El tiempo en sus manos

29/03/2021 Twitter Artículo de la Revista Española de Defensa número 381

Un año más, la madrugada del domingo 28 de marzo, último del mes, cambiaremos nuestros relojes. A las dos de la mañana pasarán a ser las tres y entraremos en el horario de verano. Como responsable del patrón nacional de la unidad básica de tiempo (el segundo) desde 1992, el Real Instituto y Observatorio de la Armada (ROA), con sede en la localidad gaditana de San Fernando, será el encargado de regir la nueva hora hasta el domingo 31 de octubre, fecha en la que retornaremos al horario de invierno, como ya avanza en su web, incluida en la página de la Armada.

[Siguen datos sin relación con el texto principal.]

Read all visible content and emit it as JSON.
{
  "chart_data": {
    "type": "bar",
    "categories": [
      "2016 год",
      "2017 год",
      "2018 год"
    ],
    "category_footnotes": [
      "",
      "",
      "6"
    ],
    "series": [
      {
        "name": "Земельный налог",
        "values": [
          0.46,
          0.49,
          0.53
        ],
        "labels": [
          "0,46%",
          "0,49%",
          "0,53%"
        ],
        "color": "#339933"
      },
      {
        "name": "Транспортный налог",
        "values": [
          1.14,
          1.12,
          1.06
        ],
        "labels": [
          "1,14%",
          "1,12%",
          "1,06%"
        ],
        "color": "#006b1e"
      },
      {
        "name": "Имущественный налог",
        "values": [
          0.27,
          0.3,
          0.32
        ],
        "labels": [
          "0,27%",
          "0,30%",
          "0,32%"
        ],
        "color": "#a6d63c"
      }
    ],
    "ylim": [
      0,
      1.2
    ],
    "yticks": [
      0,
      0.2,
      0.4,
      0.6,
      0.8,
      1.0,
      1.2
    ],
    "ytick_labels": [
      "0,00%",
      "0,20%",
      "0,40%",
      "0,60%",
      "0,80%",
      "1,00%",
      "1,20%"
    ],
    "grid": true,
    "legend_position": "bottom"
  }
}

Pero, además, en aras de cumplir con su misión de garante del tiempo en España, de custodiar, conservar, mantener y difundir la hora oficial del Estado, el observatorio isleño trabaja ya en el «tiempo del futuro», un nuevo sistema de medición mejorará la precisión actual hasta cotas inimaginables no hace tanto.

RELOJES DE RED ÓPTICA
 

«Los avances en los últimos cinco años en las técnicas de enfriamiento por láser de los átomos y el diseño de cavidades ultraestables han permitido que vea la luz una nueva generación de relojes atómicos ópticos, conocidos como relojes de red óptica», explica el capitán de fragata Héctor Esteban, jefe de la Sección de Hora del ROA.

Estas máquinas ofrecen una exactitud tal, que, como Esteban subraya, «representan el estado del arte en cuanto a estabilidad y exactitud de frecuencia». En términos prácticos, los relojes de red óptica van a poder aportar diferentes beneficios para la sociedad, entre ellos, la comprobación de las teorías físicas y la sincronización en las medidas realizadas en radioastronomía.

CONTEMPORIZAR CADENCIAS

Otra de sus ventajas, más próxima a nuestro día a día, es que los nuevos ingenios ópticos servirán para unificar la medición del tiempo en cualquier lugar del mundo, ya que este no avanza de igual manera, con el mismo ritmo, en todos los puntos de la Tierra. Su cadencia «depende del potencial gravitatorio de cada región del planeta», explica el jefe de la Sección de Hora del ROA. Como ejemplo, señala que, «en una comparación remota de dos relojes atómicos a diferentes altitudes, los mejores modelos vigentes, de microondas, ofrecen una precisión —o margen de error, según se mire— de un metro; mientras que un sistema de red óptica reduce este indicador a un centímetro».

La consecuencia de dicha mejora es fundamental en la operación de redes digitales y en los sistemas de posicionamiento por satélite, ya que minimizan las correcciones de posición en la localización a distancia desde cualquier punto, dejándolas en márgenes de error que, en la práctica, pueden ser casi nulos.